Pada abad ke-9, Polan menyatukan beberapa kelompok Slavia Barat (Lechit) ke sebelah utara Moravia Besar. Persatuan ini dipimpin oleh dinasti Piast dan berkembang menjadi Kadipaten Polandia, yang nama negaranya berasal dari nama puak Polan.[3]
Penguasa Polan paling awal yang disebutkan namanya adalah tokoh legendaris Piast si Tukang Roda dan Popiel (abad ke-8 - ke-9). Penguasa historis pertama adalah Mieszko I (960-992), ia memperluas wilayah yang kemudian bernama Polandia dengan menggabungkan Masovia dan menaklukan Silesia dan tanah-tanah Vistulan di Polandia Kecil.[4]
Temuan arkeologis mengungkap empat benteng atau gord utama (bahasa Polandia gród) di negara Polan awal:
Giecz – tempat dari mana dinasti Piast memperoleh kontrol atas kelompok Polan lainnya.[5]

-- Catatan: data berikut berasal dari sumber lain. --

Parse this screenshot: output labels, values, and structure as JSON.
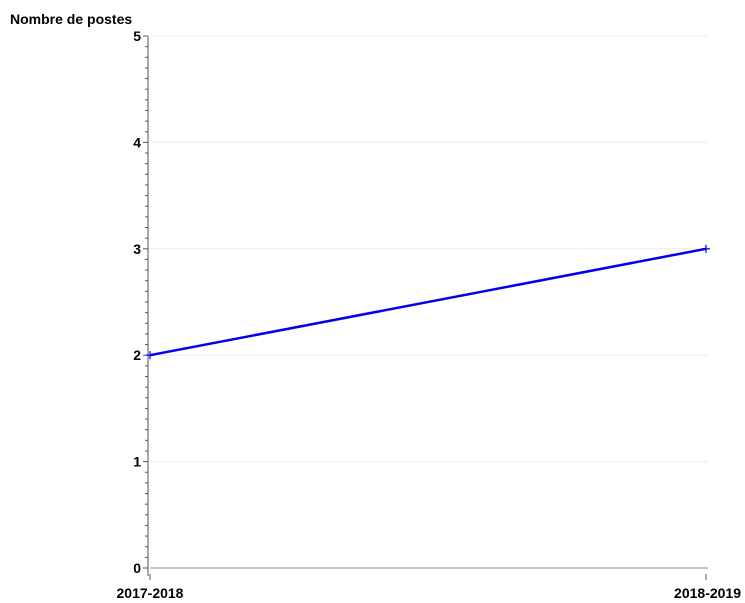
{
  "chart_data": {
    "type": "line",
    "title": "",
    "ylabel": "Nombre de postes",
    "xlabel": "",
    "categories": [
      "2017-2018",
      "2018-2019"
    ],
    "series": [
      {
        "values": [
          2,
          3
        ],
        "color": "#0000ee"
      }
    ],
    "ylim": [
      0,
      5
    ],
    "yticks": [
      0,
      1,
      2,
      3,
      4,
      5
    ],
    "grid": true,
    "legend": "none"
  }
}
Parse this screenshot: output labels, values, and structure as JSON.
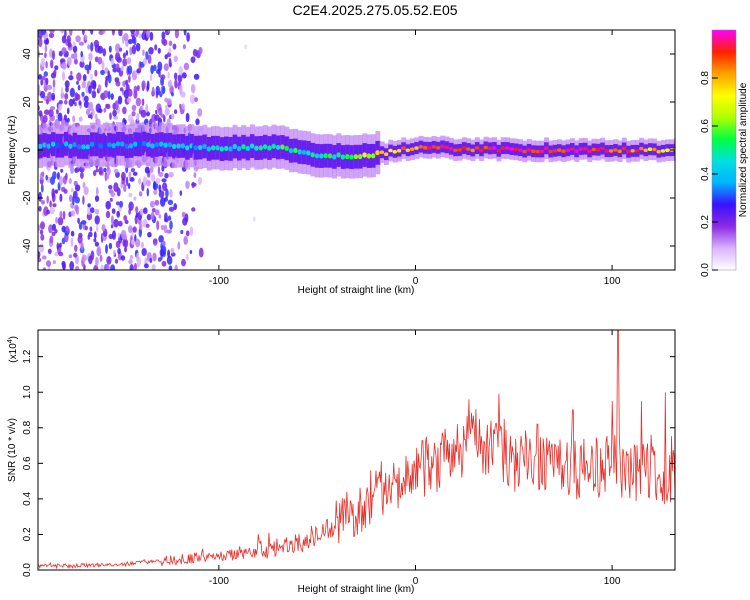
{
  "title": "C2E4.2025.275.05.52.E05",
  "chart_data": [
    {
      "type": "heatmap",
      "xlabel": "Height of straight line (km)",
      "ylabel": "Frequency (Hz)",
      "xlim": [
        -192,
        132
      ],
      "ylim": [
        -50,
        50
      ],
      "xticks": [
        -100,
        0,
        100
      ],
      "yticks": [
        -40,
        -20,
        0,
        20,
        40
      ],
      "colorbar": {
        "label": "Normalized spectral amplitude",
        "range": [
          0.0,
          1.0
        ],
        "ticks": [
          "0.0",
          "0.2",
          "0.4",
          "0.6",
          "0.8"
        ],
        "tick_values": [
          0.0,
          0.2,
          0.4,
          0.6,
          0.8
        ],
        "colormap": [
          "#ffffff",
          "#d9b3ff",
          "#8a2be2",
          "#3a10ff",
          "#00b4ff",
          "#00e0e0",
          "#00ff40",
          "#b0ff00",
          "#ffff00",
          "#ffa000",
          "#ff2000",
          "#ff00ff"
        ]
      },
      "description_free_ridge": {
        "center_freq_hz": [
          [
            -130,
            2
          ],
          [
            -100,
            1
          ],
          [
            -70,
            1
          ],
          [
            -50,
            -2
          ],
          [
            -30,
            -3
          ],
          [
            0,
            1
          ],
          [
            50,
            0
          ],
          [
            100,
            0
          ],
          [
            130,
            0
          ]
        ],
        "amplitude": [
          [
            -130,
            0.35
          ],
          [
            -100,
            0.45
          ],
          [
            -70,
            0.5
          ],
          [
            -50,
            0.45
          ],
          [
            -20,
            0.7
          ],
          [
            0,
            0.85
          ],
          [
            50,
            0.95
          ],
          [
            100,
            0.9
          ],
          [
            130,
            0.7
          ]
        ]
      }
    },
    {
      "type": "line",
      "xlabel": "Height of straight line (km)",
      "ylabel": "SNR (10 * v/v)",
      "scale_label": "(x10",
      "scale_exp": "4",
      "scale_close": ")",
      "xlim": [
        -192,
        132
      ],
      "ylim": [
        0,
        1.35
      ],
      "xticks": [
        -100,
        0,
        100
      ],
      "yticks": [
        "0.0",
        "0.2",
        "0.4",
        "0.6",
        "0.8",
        "1.0",
        "1.2"
      ],
      "ytick_values": [
        0.0,
        0.2,
        0.4,
        0.6,
        0.8,
        1.0,
        1.2
      ],
      "line_color": "#e8302a",
      "trend": [
        [
          -192,
          0.02
        ],
        [
          -150,
          0.03
        ],
        [
          -120,
          0.06
        ],
        [
          -100,
          0.08
        ],
        [
          -80,
          0.1
        ],
        [
          -60,
          0.15
        ],
        [
          -40,
          0.25
        ],
        [
          -20,
          0.4
        ],
        [
          0,
          0.55
        ],
        [
          20,
          0.65
        ],
        [
          30,
          0.75
        ],
        [
          50,
          0.62
        ],
        [
          80,
          0.55
        ],
        [
          100,
          0.6
        ],
        [
          115,
          0.55
        ],
        [
          132,
          0.55
        ]
      ],
      "peaks": [
        [
          -60,
          0.18
        ],
        [
          -35,
          0.44
        ],
        [
          -20,
          0.56
        ],
        [
          5,
          0.72
        ],
        [
          27,
          0.96
        ],
        [
          45,
          0.85
        ],
        [
          62,
          0.82
        ],
        [
          80,
          0.9
        ],
        [
          100,
          0.95
        ],
        [
          103,
          1.35
        ],
        [
          115,
          0.95
        ],
        [
          127,
          1.0
        ]
      ]
    }
  ]
}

Poznań – benteng terbesar dan kemungkinan yang utama di negara tersebut.[5]
Gniezno – kemungkinan pusat keagamaan negara, meskipun temuan arkeologis yang membuktikan hal ini belum digali sejauh ini.[5]
Ostrów Lednicki – benteng kecil setengah jalan dari Poznań ke Gniezno.[5]
Polan Barat pertama kali disebutkan sekitar tahun 1000 M. Polan Timur, sebuah puak Slavia Timur dengan nama serupa yang mendiami dekat tempat yang kini bernama Kyiv terakhir kali terdokumentasikan pada 944 M.